CHIPMAN: I find it disappointing that someone with the prodigious talent, impressive knowledge in a wide variety of areas, both Jewish and general, and great charisma and ability to communicate of Mordechai Gafni has chosen to go down such a murky, doubtful road. [...] Gafni has the potential to be one of the significant Jewish thinkers of this generation. I pray that, in his passion to reach out in new and unconventional ways, he not lose his inner compass and become submerged in the neo-pagan zeitgeist of our age.

GAFNI: Personal friendship affirmed and backhanded compliments graciously acknowledged. I hope i have succeeded in both honoring you and responding to your issues in a clear manner at the same time. i am here with no books open before Shabbat so i have not cited chapter and verse, but i cite it all in the works i referred to in the letter.

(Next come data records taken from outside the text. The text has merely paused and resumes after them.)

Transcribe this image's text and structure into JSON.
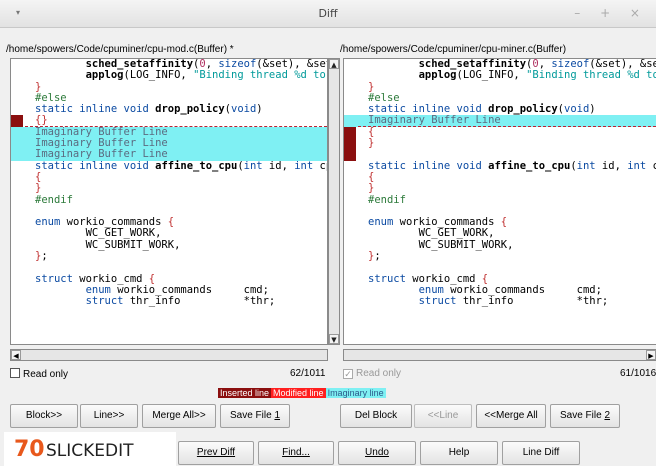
{
  "window": {
    "title": "Diff",
    "menu_glyph": "▾",
    "controls": "– + ×"
  },
  "left": {
    "path": "/home/spowers/Code/cpuminer/cpu-mod.c(Buffer) *",
    "status": "62/1011",
    "read_only_label": "Read only"
  },
  "right": {
    "path": "/home/spowers/Code/cpuminer/cpu-miner.c(Buffer)",
    "status": "61/1016",
    "read_only_label": "Read only"
  },
  "legend": {
    "inserted": "Inserted line",
    "modified": "Modified line",
    "imaginary": "Imaginary line"
  },
  "buttons_row1": {
    "block": "Block>>",
    "line": "Line>>",
    "merge_all": "Merge All>>",
    "save_file1_prefix": "Save File ",
    "save_file1_key": "1",
    "del_block": "Del Block",
    "line_back": "<<Line",
    "merge_all_back": "<<Merge All",
    "save_file2_prefix": "Save File ",
    "save_file2_key": "2"
  },
  "buttons_row2": {
    "prev_diff": "Prev Diff",
    "find": "Find...",
    "undo": "Undo",
    "help": "Help",
    "line_diff": "Line Diff"
  },
  "logo": {
    "number": "70",
    "name": "SLICKEDIT"
  },
  "colors": {
    "inserted": "#8b0f0f",
    "modified": "#ff1f1f",
    "imaginary": "#7ff0f3"
  }
}
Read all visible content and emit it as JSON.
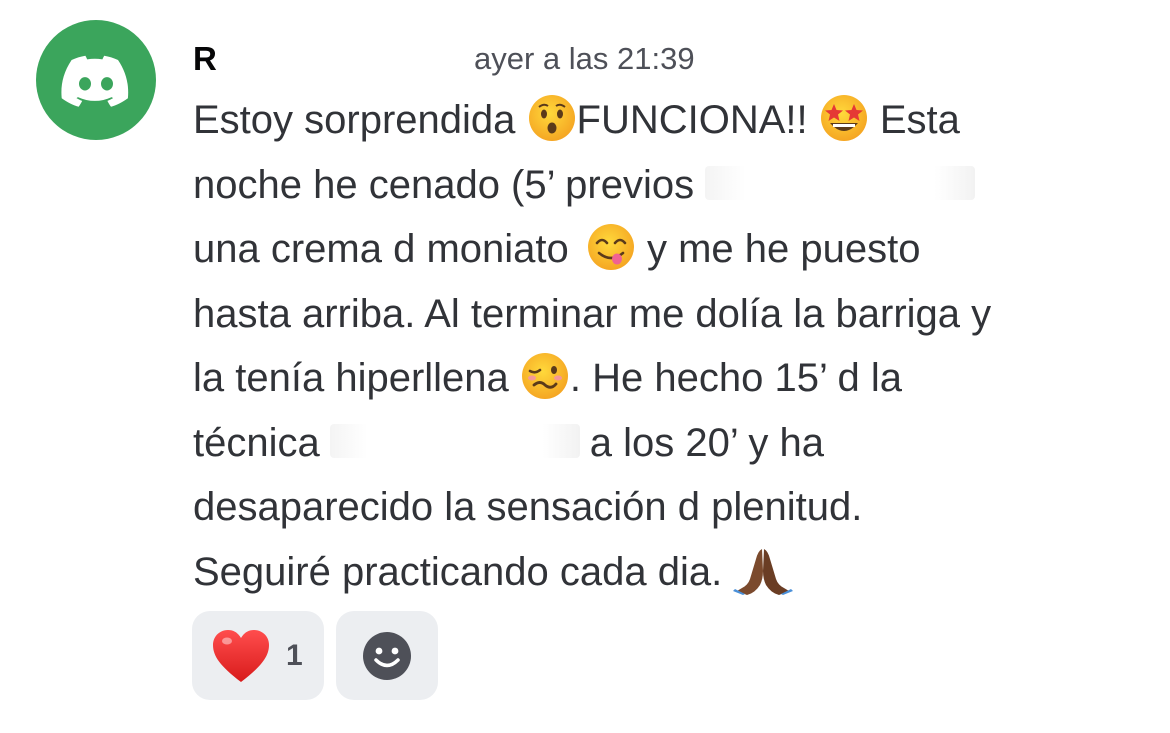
{
  "message": {
    "author": {
      "name": "R",
      "avatar_icon": "discord-logo-icon",
      "avatar_color": "#3ba55c"
    },
    "timestamp": "ayer a las 21:39",
    "lines": [
      {
        "a": "Estoy sorprendida ",
        "b": "FUNCIONA!! ",
        "c": " Esta"
      },
      {
        "a": "noche he cenado (5’ previos "
      },
      {
        "a": "una crema d moniato ",
        "b": " y me he puesto"
      },
      {
        "a": "hasta arriba. Al terminar me dolía la barriga y"
      },
      {
        "a": "la tenía hiperllena ",
        "b": ". He hecho 15’ d la"
      },
      {
        "a": "técnica",
        "b": "a los 20’ y ha"
      },
      {
        "a": "desaparecido la sensación d plenitud."
      },
      {
        "a": "Seguiré practicando cada dia. "
      }
    ],
    "emojis": [
      "hushed-face-icon",
      "star-struck-icon",
      "yum-face-icon",
      "woozy-face-icon",
      "folded-hands-icon"
    ]
  },
  "reactions": [
    {
      "emoji": "red-heart-icon",
      "count": "1"
    },
    {
      "emoji": "add-reaction-smiley-icon"
    }
  ],
  "colors": {
    "reaction_bg": "#eceef1",
    "text": "#313338",
    "muted": "#4e5058"
  }
}
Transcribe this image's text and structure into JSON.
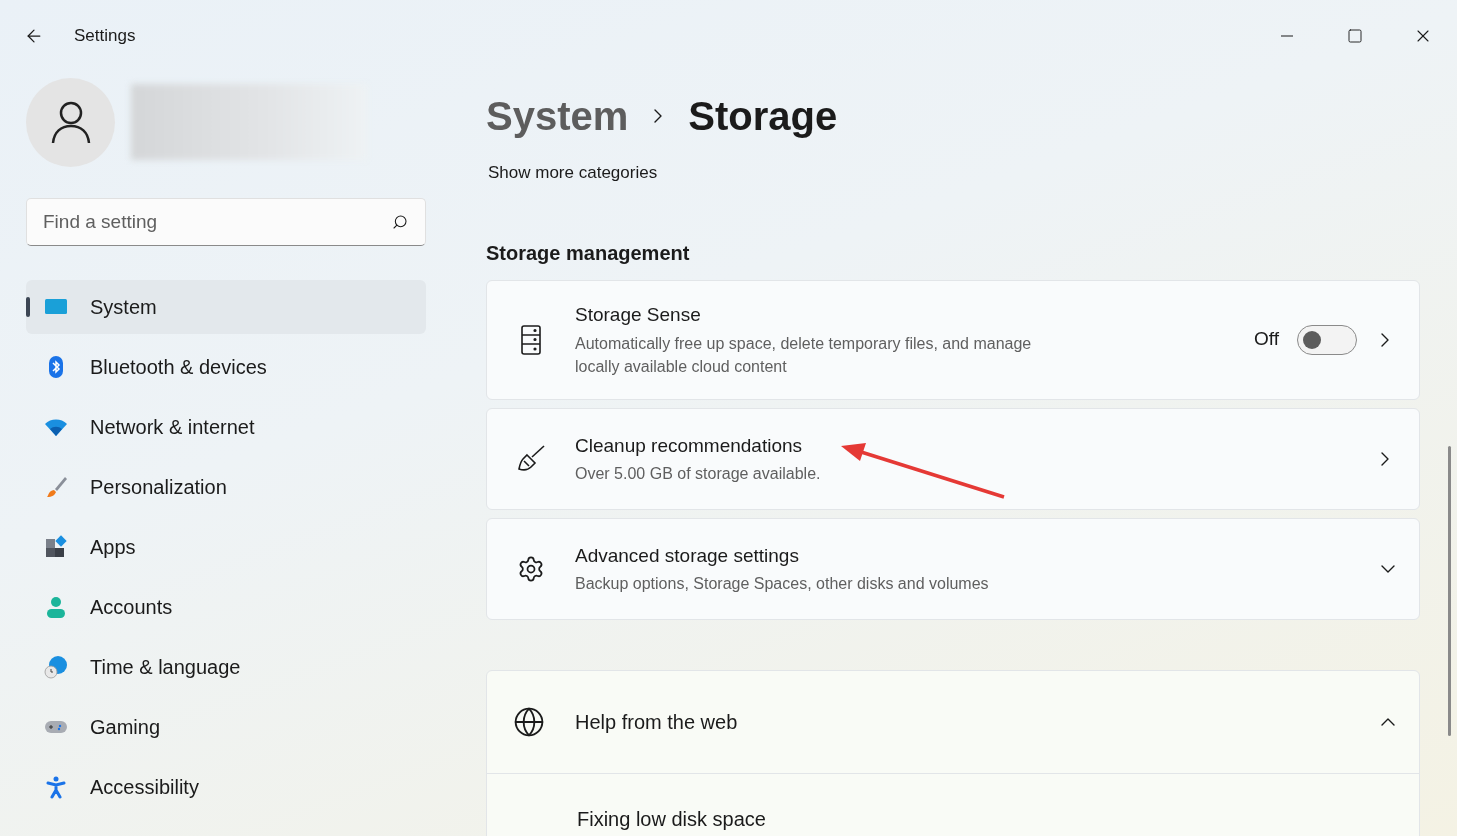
{
  "window": {
    "title": "Settings"
  },
  "search": {
    "placeholder": "Find a setting"
  },
  "sidebar": {
    "items": [
      {
        "label": "System",
        "selected": true
      },
      {
        "label": "Bluetooth & devices",
        "selected": false
      },
      {
        "label": "Network & internet",
        "selected": false
      },
      {
        "label": "Personalization",
        "selected": false
      },
      {
        "label": "Apps",
        "selected": false
      },
      {
        "label": "Accounts",
        "selected": false
      },
      {
        "label": "Time & language",
        "selected": false
      },
      {
        "label": "Gaming",
        "selected": false
      },
      {
        "label": "Accessibility",
        "selected": false
      }
    ]
  },
  "breadcrumb": {
    "parent": "System",
    "current": "Storage"
  },
  "show_more": "Show more categories",
  "section_title": "Storage management",
  "settings": [
    {
      "kind": "toggle",
      "title": "Storage Sense",
      "description": "Automatically free up space, delete temporary files, and manage locally available cloud content",
      "state_label": "Off",
      "on": false
    },
    {
      "kind": "link",
      "title": "Cleanup recommendations",
      "description": "Over 5.00 GB of storage available."
    },
    {
      "kind": "expander",
      "title": "Advanced storage settings",
      "description": "Backup options, Storage Spaces, other disks and volumes",
      "expanded": false
    }
  ],
  "help": {
    "title": "Help from the web",
    "expanded": true,
    "links": [
      "Fixing low disk space"
    ]
  }
}
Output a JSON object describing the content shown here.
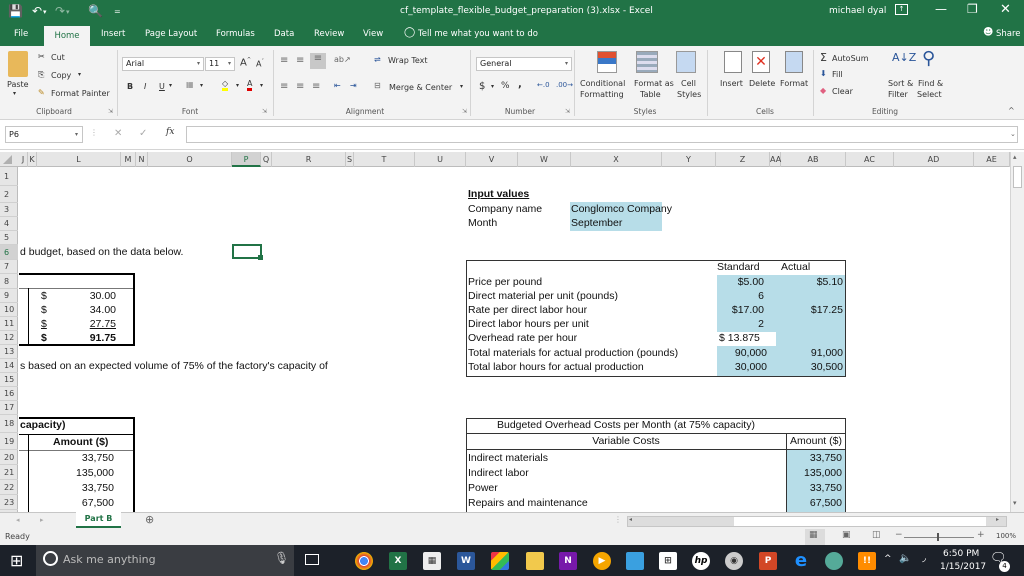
{
  "titlebar": {
    "title": "cf_template_flexible_budget_preparation (3).xlsx  -  Excel",
    "user": "michael dyal",
    "qat": {
      "save": "save-icon",
      "undo": "undo-icon",
      "redo": "redo-icon",
      "print_preview": "print-preview-icon",
      "customize": "customize-qat-icon"
    }
  },
  "menu_tabs": [
    "File",
    "Home",
    "Insert",
    "Page Layout",
    "Formulas",
    "Data",
    "Review",
    "View"
  ],
  "tell_me": "Tell me what you want to do",
  "share": "Share",
  "ribbon": {
    "clipboard": {
      "label": "Clipboard",
      "paste": "Paste",
      "cut": "Cut",
      "copy": "Copy",
      "format_painter": "Format Painter"
    },
    "font": {
      "label": "Font",
      "name": "Arial",
      "size": "11",
      "bold": "B",
      "italic": "I",
      "underline": "U"
    },
    "alignment": {
      "label": "Alignment",
      "wrap_text": "Wrap Text",
      "merge_center": "Merge & Center"
    },
    "number": {
      "label": "Number",
      "format": "General",
      "currency": "$",
      "percent": "%",
      "comma": ","
    },
    "styles": {
      "label": "Styles",
      "conditional": [
        "Conditional",
        "Formatting"
      ],
      "format_table": [
        "Format as",
        "Table"
      ],
      "cell_styles": [
        "Cell",
        "Styles"
      ]
    },
    "cells": {
      "label": "Cells",
      "insert": "Insert",
      "delete": "Delete",
      "format": "Format"
    },
    "editing": {
      "label": "Editing",
      "autosum": "AutoSum",
      "fill": "Fill",
      "clear": "Clear",
      "sort_filter": [
        "Sort &",
        "Filter"
      ],
      "find_select": [
        "Find &",
        "Select"
      ]
    }
  },
  "formula_bar": {
    "name_box": "P6",
    "formula": ""
  },
  "columns": [
    "J",
    "K",
    "L",
    "M",
    "N",
    "O",
    "P",
    "Q",
    "R",
    "S",
    "T",
    "U",
    "V",
    "W",
    "X",
    "Y",
    "Z",
    "AA",
    "AB",
    "AC",
    "AD",
    "AE"
  ],
  "rows": [
    "1",
    "2",
    "3",
    "4",
    "5",
    "6",
    "7",
    "8",
    "9",
    "10",
    "11",
    "12",
    "13",
    "14",
    "15",
    "16",
    "17",
    "18",
    "19",
    "20",
    "21",
    "22",
    "23"
  ],
  "sheet": {
    "row6_text": "d budget, based on the data below.",
    "left_table": {
      "rows": [
        {
          "sym": "$",
          "val": "30.00"
        },
        {
          "sym": "$",
          "val": "34.00"
        },
        {
          "sym": "$",
          "val": "27.75"
        }
      ],
      "total": {
        "sym": "$",
        "val": "91.75"
      }
    },
    "row14_text": "s based on an expected volume of 75% of the factory's capacity of",
    "left_overhead": {
      "header": "capacity)",
      "col_header": "Amount ($)",
      "values": [
        "33,750",
        "135,000",
        "33,750",
        "67,500"
      ]
    },
    "input_values": {
      "title": "Input values",
      "company_label": "Company name",
      "company_value": "Conglomco Company",
      "month_label": "Month",
      "month_value": "September"
    },
    "standards": {
      "col_standard": "Standard",
      "col_actual": "Actual",
      "rows": [
        {
          "label": "Price per pound",
          "standard": "$5.00",
          "actual": "$5.10"
        },
        {
          "label": "Direct material per unit (pounds)",
          "standard": "6",
          "actual": ""
        },
        {
          "label": "Rate per direct labor hour",
          "standard": "$17.00",
          "actual": "$17.25"
        },
        {
          "label": "Direct labor hours per unit",
          "standard": "2",
          "actual": ""
        },
        {
          "label": "Overhead rate per hour",
          "standard": "$ 13.875",
          "actual": ""
        },
        {
          "label": "Total materials for actual production (pounds)",
          "standard": "90,000",
          "actual": "91,000"
        },
        {
          "label": "Total labor hours for actual production",
          "standard": "30,000",
          "actual": "30,500"
        }
      ]
    },
    "overhead": {
      "title": "Budgeted Overhead Costs per Month (at 75% capacity)",
      "col_label": "Variable Costs",
      "col_amount": "Amount ($)",
      "rows": [
        {
          "label": "Indirect materials",
          "amount": "33,750"
        },
        {
          "label": "Indirect labor",
          "amount": "135,000"
        },
        {
          "label": "Power",
          "amount": "33,750"
        },
        {
          "label": "Repairs and maintenance",
          "amount": "67,500"
        }
      ]
    }
  },
  "sheet_tabs": [
    "Part B"
  ],
  "status": {
    "text": "Ready",
    "zoom": "100%"
  },
  "taskbar": {
    "search_placeholder": "Ask me anything",
    "time": "6:50 PM",
    "date": "1/15/2017",
    "notifications": "4"
  },
  "colors": {
    "excel_green": "#217346",
    "input_blue": "#b7dde8"
  }
}
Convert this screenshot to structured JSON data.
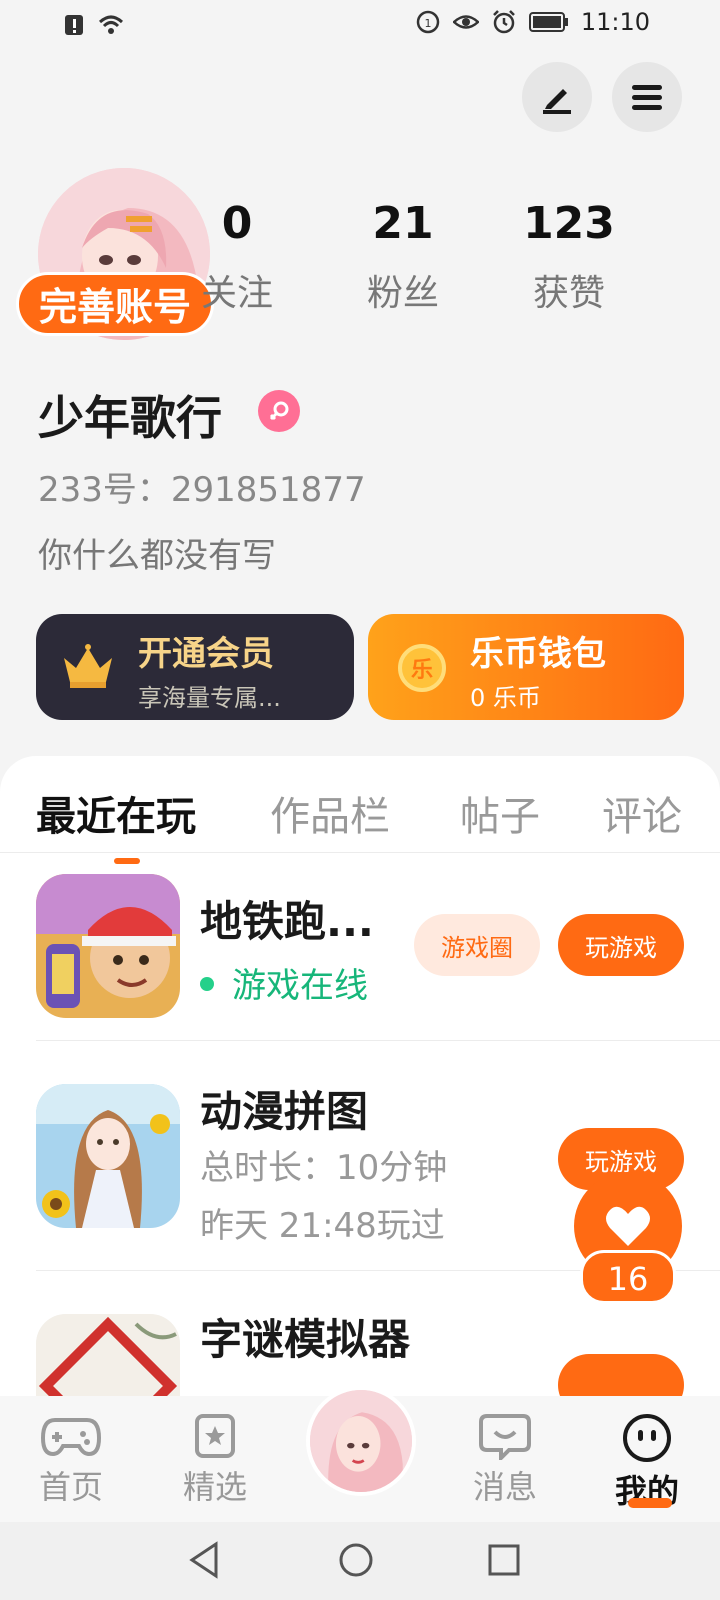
{
  "status_bar": {
    "time": "11:10",
    "left_icons": [
      "alert-icon",
      "wifi-icon"
    ],
    "right_icons": [
      "data-saver-icon",
      "eye-icon",
      "alarm-icon",
      "battery-icon"
    ]
  },
  "header": {
    "edit_icon": "edit-icon",
    "menu_icon": "menu-icon"
  },
  "profile": {
    "complete_account_label": "完善账号",
    "stats": {
      "following": {
        "value": "0",
        "label": "关注"
      },
      "fans": {
        "value": "21",
        "label": "粉丝"
      },
      "likes": {
        "value": "123",
        "label": "获赞"
      }
    },
    "username": "少年歌行",
    "gender_icon": "female-icon",
    "uid": "233号：291851877",
    "bio": "你什么都没有写"
  },
  "cards": {
    "vip": {
      "title": "开通会员",
      "subtitle": "享海量专属..."
    },
    "wallet": {
      "title": "乐币钱包",
      "subtitle": "0 乐币",
      "coin_char": "乐"
    }
  },
  "tabs": [
    {
      "label": "最近在玩",
      "active": true
    },
    {
      "label": "作品栏",
      "active": false
    },
    {
      "label": "帖子",
      "active": false
    },
    {
      "label": "评论",
      "active": false
    }
  ],
  "games": [
    {
      "name": "地铁跑...",
      "status": "游戏在线",
      "circle_label": "游戏圈",
      "play_label": "玩游戏"
    },
    {
      "name": "动漫拼图",
      "total_time": "总时长：10分钟",
      "last_played": "昨天 21:48玩过",
      "play_label": "玩游戏"
    },
    {
      "name": "字谜模拟器"
    }
  ],
  "floating_like": {
    "count": "16"
  },
  "bottom_nav": {
    "home": "首页",
    "featured": "精选",
    "messages": "消息",
    "mine": "我的"
  },
  "colors": {
    "accent": "#ff6a13",
    "online": "#17b67a",
    "vip_bg": "#2c2a38",
    "vip_text": "#f7d489"
  }
}
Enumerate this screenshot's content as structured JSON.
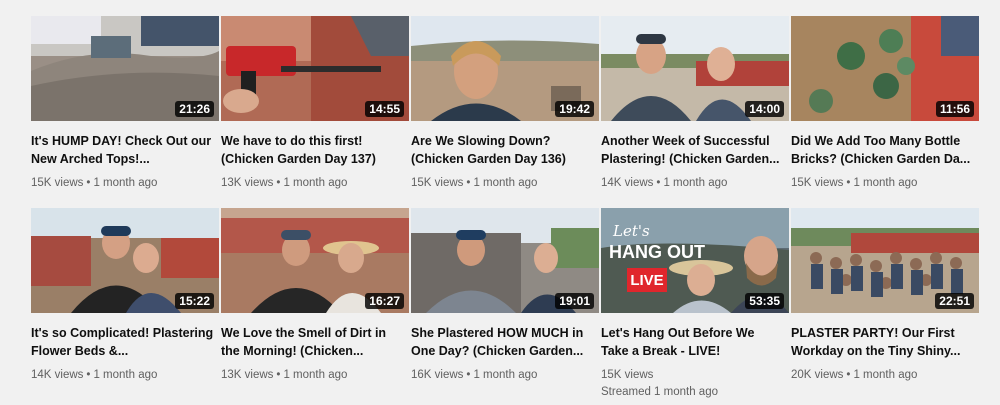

With blessing for a Shabbot Shalom: Shabbat as symbol of Mikdash and Shekhinah, even as she personifies ethics in relation to the earth, and the servant Shabbat in whose sacred time ethics and eros are revealed as one.

Mordechai Gafni / Erev Shabbat Kedoshim [5663/2003]

An Afterword

The three-stage schema mentioned above, which I neglected to explain in my earlier summary of Gafni’s article, is central to his thesis. He uses a kind of Hegelian thesis-antithesis-synthesis schema, in which the third level entails a return to the first level, but on a higher, more spiritual, level of consciousness. A friend of mine illustrated this by means of a well-known Zen koan: “When one is not enlightened, mountains are mountains and rivers are rivers. After attaining some spiritual insight, one realizes that mountains are not mountains and rivers are not rivers. But once one achieves true enlightenment, one realizes that indeed, mountains are mountains and rivers are rivers.”

As applied here (in my words): primitive man sees the world as filled with divine life, as vibrant with eros, and he invents pagan religion, or animism, in which there are a riot of different gods, and perhaps explicitly sexual rites in the temples, to give expression to this intuition. The prophets, imbued with a deeper ethical insight, are appalled by this, and condemn it outright in the name of the one God, whose demands upon humankind are first and foremost ethical and trans-sexual. But on yet a higher level, Kabbalistic consciousness sees the world as filled with Divine life and vibrant with eros, an apprehension which it expresses through the symbolism of the union of male and female elements or persona within the Divine (Tiferet and Malkhut, etc.), and the goal of man as living with a kind of purified eros within the world.